The interior chase wall should be sheetrocked after it's insulated &
I also tape or caulk EVERY seam in the sheetrock, 
If you vented off the top, you need to seal the gap between the vent 
& firestop in the sheetrock deck.
The main problem comes from the fact that you have a metal box sitting in an 
unheated chase. Even with all the sealing & insulation, if the unit isn't
burning, the box will get cold & you will get a draft from the warm air inside
your home hitting that cold metal & getting cooled. It will then flow into the top of 
the unit, hit the (COLD) heat exchanger, drop behind the firebox & exit thru the 
valve cavity as a cold draft.


----------



## Robert620 (Jan 10, 2017)

Thanks for the reply!
So the next question would be how and what to use to seal around the vent cap. There is still a lot of air able to get thru there??? Can it be insulated as well? Is there some high temp insulation? I have a horizontal/sidewall vent.


----------



## DAKSY (Jan 10, 2017)

You can use tape gasket. It's the same stuff that's used on wood stove glass.
3/4" wide with adhesive on one side.

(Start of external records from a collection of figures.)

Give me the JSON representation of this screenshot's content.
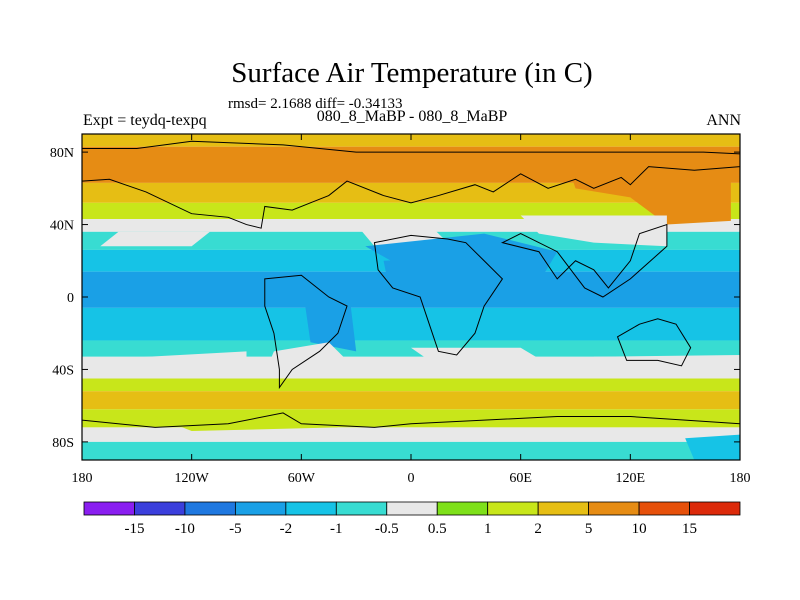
{
  "chart_data": {
    "type": "heatmap",
    "title": "Surface Air Temperature (in C)",
    "stats_text": "rmsd= 2.1688 diff= -0.34133",
    "subtitle": "080_8_MaBP - 080_8_MaBP",
    "left_label": "Expt = teydq-texpq",
    "right_label": "ANN",
    "xlim": [
      -180,
      180
    ],
    "ylim": [
      -90,
      90
    ],
    "x_ticks": [
      {
        "value": -180,
        "label": "180"
      },
      {
        "value": -120,
        "label": "120W"
      },
      {
        "value": -60,
        "label": "60W"
      },
      {
        "value": 0,
        "label": "0"
      },
      {
        "value": 60,
        "label": "60E"
      },
      {
        "value": 120,
        "label": "120E"
      },
      {
        "value": 180,
        "label": "180"
      }
    ],
    "y_ticks": [
      {
        "value": 80,
        "label": "80N"
      },
      {
        "value": 40,
        "label": "40N"
      },
      {
        "value": 0,
        "label": "0"
      },
      {
        "value": -40,
        "label": "40S"
      },
      {
        "value": -80,
        "label": "80S"
      }
    ],
    "colorbar": {
      "boundaries": [
        "-15",
        "-10",
        "-5",
        "-2",
        "-1",
        "-0.5",
        "0.5",
        "1",
        "2",
        "5",
        "10",
        "15"
      ],
      "colors": [
        "#8a1ef0",
        "#3b3fdc",
        "#1f78e0",
        "#1aa0e6",
        "#16c3e6",
        "#38dcd2",
        "#e8e8e8",
        "#7ee01a",
        "#c8e61a",
        "#e6be14",
        "#e68c14",
        "#e6500a",
        "#dc2a0a"
      ]
    },
    "bands": [
      {
        "lat_top": 90,
        "lat_bottom": 83,
        "value": 3
      },
      {
        "lat_top": 83,
        "lat_bottom": 63,
        "value": 6
      },
      {
        "lat_top": 63,
        "lat_bottom": 52,
        "value": 3
      },
      {
        "lat_top": 52,
        "lat_bottom": 43,
        "value": 1.5
      },
      {
        "lat_top": 43,
        "lat_bottom": 36,
        "value": 0
      },
      {
        "lat_top": 36,
        "lat_bottom": 26,
        "value": -0.8
      },
      {
        "lat_top": 26,
        "lat_bottom": 14,
        "value": -1.5
      },
      {
        "lat_top": 14,
        "lat_bottom": -6,
        "value": -3
      },
      {
        "lat_top": -6,
        "lat_bottom": -24,
        "value": -1.5
      },
      {
        "lat_top": -24,
        "lat_bottom": -33,
        "value": -0.8
      },
      {
        "lat_top": -33,
        "lat_bottom": -45,
        "value": 0
      },
      {
        "lat_top": -45,
        "lat_bottom": -52,
        "value": 1.5
      },
      {
        "lat_top": -52,
        "lat_bottom": -62,
        "value": 3
      },
      {
        "lat_top": -62,
        "lat_bottom": -72,
        "value": 1.5
      },
      {
        "lat_top": -72,
        "lat_bottom": -80,
        "value": 0
      },
      {
        "lat_top": -80,
        "lat_bottom": -90,
        "value": -0.8
      }
    ],
    "regions": [
      {
        "name": "orange-north-east",
        "value": 6,
        "points": [
          [
            85,
            75
          ],
          [
            175,
            75
          ],
          [
            175,
            42
          ],
          [
            140,
            40
          ],
          [
            120,
            55
          ],
          [
            90,
            60
          ]
        ]
      },
      {
        "name": "white-asia",
        "value": 0,
        "points": [
          [
            60,
            45
          ],
          [
            140,
            45
          ],
          [
            140,
            28
          ],
          [
            100,
            30
          ],
          [
            70,
            35
          ]
        ]
      },
      {
        "name": "white-atlantic",
        "value": 0,
        "points": [
          [
            -30,
            40
          ],
          [
            10,
            40
          ],
          [
            20,
            30
          ],
          [
            -20,
            28
          ]
        ]
      },
      {
        "name": "white-pacific",
        "value": 0,
        "points": [
          [
            -160,
            36
          ],
          [
            -110,
            36
          ],
          [
            -120,
            28
          ],
          [
            -170,
            28
          ]
        ]
      },
      {
        "name": "blue-central-north",
        "value": -3,
        "points": [
          [
            -25,
            28
          ],
          [
            40,
            35
          ],
          [
            80,
            25
          ],
          [
            70,
            8
          ],
          [
            10,
            8
          ]
        ]
      },
      {
        "name": "blue-central",
        "value": -5,
        "points": [
          [
            -15,
            20
          ],
          [
            30,
            22
          ],
          [
            25,
            -5
          ],
          [
            -10,
            -5
          ]
        ]
      },
      {
        "name": "blue-america",
        "value": -5,
        "points": [
          [
            -60,
            10
          ],
          [
            -35,
            12
          ],
          [
            -30,
            -30
          ],
          [
            -55,
            -25
          ]
        ]
      },
      {
        "name": "white-south-america",
        "value": 0,
        "points": [
          [
            -75,
            -30
          ],
          [
            -45,
            -25
          ],
          [
            -30,
            -40
          ],
          [
            -60,
            -45
          ],
          [
            -80,
            -42
          ]
        ]
      },
      {
        "name": "white-south-atlantic",
        "value": 0,
        "points": [
          [
            0,
            -28
          ],
          [
            60,
            -28
          ],
          [
            80,
            -40
          ],
          [
            20,
            -42
          ]
        ]
      },
      {
        "name": "white-south-pacific",
        "value": 0,
        "points": [
          [
            -180,
            -35
          ],
          [
            -90,
            -30
          ],
          [
            -90,
            -40
          ],
          [
            -180,
            -42
          ]
        ]
      },
      {
        "name": "white-south-indian",
        "value": 0,
        "points": [
          [
            100,
            -33
          ],
          [
            180,
            -32
          ],
          [
            180,
            -45
          ],
          [
            110,
            -45
          ]
        ]
      },
      {
        "name": "green-south-ocean",
        "value": 1.5,
        "points": [
          [
            -140,
            -66
          ],
          [
            -60,
            -64
          ],
          [
            -40,
            -72
          ],
          [
            -120,
            -74
          ]
        ]
      },
      {
        "name": "blue-antarctic-east",
        "value": -1.5,
        "points": [
          [
            150,
            -78
          ],
          [
            180,
            -76
          ],
          [
            180,
            -90
          ],
          [
            155,
            -90
          ]
        ]
      }
    ],
    "coastlines": [
      {
        "name": "northern-land",
        "points": [
          [
            -180,
            82
          ],
          [
            -150,
            82
          ],
          [
            -120,
            86
          ],
          [
            -70,
            84
          ],
          [
            -30,
            80
          ],
          [
            40,
            80
          ],
          [
            110,
            80
          ],
          [
            160,
            80
          ],
          [
            180,
            79
          ],
          [
            180,
            72
          ],
          [
            155,
            70
          ],
          [
            130,
            72
          ],
          [
            120,
            62
          ],
          [
            115,
            66
          ],
          [
            100,
            60
          ],
          [
            90,
            65
          ],
          [
            75,
            60
          ],
          [
            60,
            68
          ],
          [
            45,
            58
          ],
          [
            35,
            62
          ],
          [
            15,
            56
          ],
          [
            0,
            52
          ],
          [
            -15,
            56
          ],
          [
            -35,
            64
          ],
          [
            -45,
            56
          ],
          [
            -55,
            52
          ],
          [
            -65,
            48
          ],
          [
            -80,
            50
          ],
          [
            -82,
            38
          ],
          [
            -90,
            40
          ],
          [
            -100,
            44
          ],
          [
            -120,
            46
          ],
          [
            -145,
            58
          ],
          [
            -165,
            65
          ],
          [
            -180,
            64
          ]
        ]
      },
      {
        "name": "africa",
        "points": [
          [
            -20,
            30
          ],
          [
            0,
            34
          ],
          [
            20,
            32
          ],
          [
            30,
            30
          ],
          [
            40,
            20
          ],
          [
            50,
            10
          ],
          [
            40,
            -5
          ],
          [
            35,
            -20
          ],
          [
            25,
            -32
          ],
          [
            15,
            -30
          ],
          [
            10,
            -15
          ],
          [
            5,
            0
          ],
          [
            -10,
            5
          ],
          [
            -18,
            15
          ]
        ]
      },
      {
        "name": "south-america",
        "points": [
          [
            -80,
            10
          ],
          [
            -60,
            12
          ],
          [
            -45,
            0
          ],
          [
            -35,
            -5
          ],
          [
            -40,
            -20
          ],
          [
            -50,
            -30
          ],
          [
            -65,
            -40
          ],
          [
            -72,
            -50
          ],
          [
            -72,
            -40
          ],
          [
            -75,
            -20
          ],
          [
            -80,
            -5
          ]
        ]
      },
      {
        "name": "asia-south",
        "points": [
          [
            50,
            30
          ],
          [
            70,
            25
          ],
          [
            80,
            10
          ],
          [
            90,
            20
          ],
          [
            100,
            15
          ],
          [
            108,
            5
          ],
          [
            120,
            20
          ],
          [
            125,
            35
          ],
          [
            140,
            40
          ],
          [
            140,
            28
          ],
          [
            120,
            10
          ],
          [
            105,
            0
          ],
          [
            95,
            5
          ],
          [
            80,
            25
          ],
          [
            60,
            35
          ]
        ]
      },
      {
        "name": "australia",
        "points": [
          [
            113,
            -22
          ],
          [
            125,
            -15
          ],
          [
            135,
            -12
          ],
          [
            145,
            -15
          ],
          [
            153,
            -28
          ],
          [
            148,
            -38
          ],
          [
            135,
            -35
          ],
          [
            118,
            -35
          ]
        ]
      },
      {
        "name": "antarctica",
        "points": [
          [
            -180,
            -68
          ],
          [
            -140,
            -72
          ],
          [
            -100,
            -70
          ],
          [
            -70,
            -64
          ],
          [
            -60,
            -70
          ],
          [
            -20,
            -72
          ],
          [
            0,
            -70
          ],
          [
            40,
            -68
          ],
          [
            80,
            -66
          ],
          [
            120,
            -66
          ],
          [
            150,
            -68
          ],
          [
            180,
            -70
          ],
          [
            180,
            -90
          ],
          [
            -180,
            -90
          ]
        ]
      }
    ]
  }
}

Get about 4 feet of it, so you can wrap it twice.
Use your high school math - pi x the diameter of the pipe - to figure out what you'll
need to go round it one time, & then double that to make sure you get a good seal.


----------



## Don2222 (Jan 14, 2017)

It you do Roxul 100% fire proof insulation then no need to Sheetrock


----------



## DAKSY (Jan 29, 2017)

Don2222 said:


> It you do Roxul 100% fire proof insulation then no need to Sheetrock



Even if you can get rigid Roxul, you will STILL need seal the seams. 
Not sure of the cost, but I'm thinking R-19 & sheetrock are cheaper than Roxul.


----------